John Hopkins University

Generated outreach message alignment report
1. They actively seek hedge fund strategies with defined risk parameters and uncorrelated/absolute-return profiles.
A low-correlation, risk-disciplined, high-conviction hedge fund can fit their absolute return sleeve and diversify their public equity and private market exposures.
Evidence
“Absolute return strategies provide portfolio diversification and risk management.” “The Investment Office selects hedge fund managers with defined risk parameters and strategies that generate uncorrelated returns relative to the endowment’s public equity and private market portfolios.”
2. They emphasize long-term real returns and durability across market environments.
A concentrated, high-conviction manager with a long track record of delivering real returns through cycles aligns with their long-horizon objectives.
Evidence
“The endowment targets long-term real returns sufficient to maintain the university’s spending rate while preserving purchasing power.” “Due diligence emphasizes investment process rigor, team stability, alignment of interests, and the ability to generate returns across different market environments.”
3. They value alignment of interests and team stability in manager due diligence.

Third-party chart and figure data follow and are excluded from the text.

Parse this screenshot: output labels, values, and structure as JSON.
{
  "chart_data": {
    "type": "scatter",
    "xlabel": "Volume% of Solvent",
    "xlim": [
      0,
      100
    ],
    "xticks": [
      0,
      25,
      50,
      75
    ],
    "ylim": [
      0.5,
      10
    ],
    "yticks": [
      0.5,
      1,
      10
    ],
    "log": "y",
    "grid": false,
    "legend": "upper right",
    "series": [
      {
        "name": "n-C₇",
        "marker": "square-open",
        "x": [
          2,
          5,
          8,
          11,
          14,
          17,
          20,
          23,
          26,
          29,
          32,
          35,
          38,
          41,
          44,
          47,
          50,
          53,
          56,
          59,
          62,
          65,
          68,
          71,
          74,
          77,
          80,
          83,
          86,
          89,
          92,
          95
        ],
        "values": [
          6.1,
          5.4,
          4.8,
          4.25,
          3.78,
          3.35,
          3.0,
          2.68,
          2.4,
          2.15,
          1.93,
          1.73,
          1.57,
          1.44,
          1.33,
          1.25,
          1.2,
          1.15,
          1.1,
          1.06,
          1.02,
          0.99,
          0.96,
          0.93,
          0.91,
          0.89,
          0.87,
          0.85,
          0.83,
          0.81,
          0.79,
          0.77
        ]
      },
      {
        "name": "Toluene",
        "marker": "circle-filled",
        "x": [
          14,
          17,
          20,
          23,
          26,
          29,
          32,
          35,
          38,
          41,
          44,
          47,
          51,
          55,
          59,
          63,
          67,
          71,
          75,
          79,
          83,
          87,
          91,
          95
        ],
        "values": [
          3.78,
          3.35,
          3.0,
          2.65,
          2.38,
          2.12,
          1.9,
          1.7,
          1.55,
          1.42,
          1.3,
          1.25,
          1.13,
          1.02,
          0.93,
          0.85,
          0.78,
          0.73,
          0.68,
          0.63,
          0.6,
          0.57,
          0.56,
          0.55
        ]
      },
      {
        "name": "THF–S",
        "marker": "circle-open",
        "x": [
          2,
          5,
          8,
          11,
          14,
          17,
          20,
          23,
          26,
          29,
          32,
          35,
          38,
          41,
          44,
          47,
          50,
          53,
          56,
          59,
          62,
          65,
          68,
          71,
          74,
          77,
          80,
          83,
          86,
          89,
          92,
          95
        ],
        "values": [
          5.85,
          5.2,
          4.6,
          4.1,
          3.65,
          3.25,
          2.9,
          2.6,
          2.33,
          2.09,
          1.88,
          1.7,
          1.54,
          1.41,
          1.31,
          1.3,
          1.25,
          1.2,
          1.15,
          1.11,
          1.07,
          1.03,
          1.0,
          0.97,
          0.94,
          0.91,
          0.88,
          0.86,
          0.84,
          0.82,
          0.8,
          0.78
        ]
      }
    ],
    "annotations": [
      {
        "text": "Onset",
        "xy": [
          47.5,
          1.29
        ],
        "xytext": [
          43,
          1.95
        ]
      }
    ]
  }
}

An owner-managed, entrepreneurial boutique with significant GP capital and a stable team matches their alignment and stability criteria.
Evidence
“Due diligence emphasizes investment process rigor, team stability, alignment of interests, and the ability to generate returns across different market environments.”
4. They prioritize long-term partnerships built on consistent performance.
A manager with a long, consistent track record and relationship-driven approach fits their preference for enduring partnerships.
Evidence
“values long-term partnerships built on mutual trust and consistent performance.”
5. They maintain a balanced allocation between public markets and alternatives.
A hedged, concentrated equity strategy can complement their public market and alternatives mix, providing differentiated return drivers within a diversified policy portfolio.
Evidence
“Johns Hopkins’s investment philosophy emphasizes diversification across asset classes and strategies, with a balanced allocation between public markets and alternatives.”
6. They prefer sourcing new managers via referrals and the institutional network.
Signals outreach should reference mutual relationships or credible institutional ties—well-suited to a boutique manager introduced through existing LPs or peers.
Evidence
“Referrals from existing partners and the institutional investor network are the most effective channels for new manager introductions.”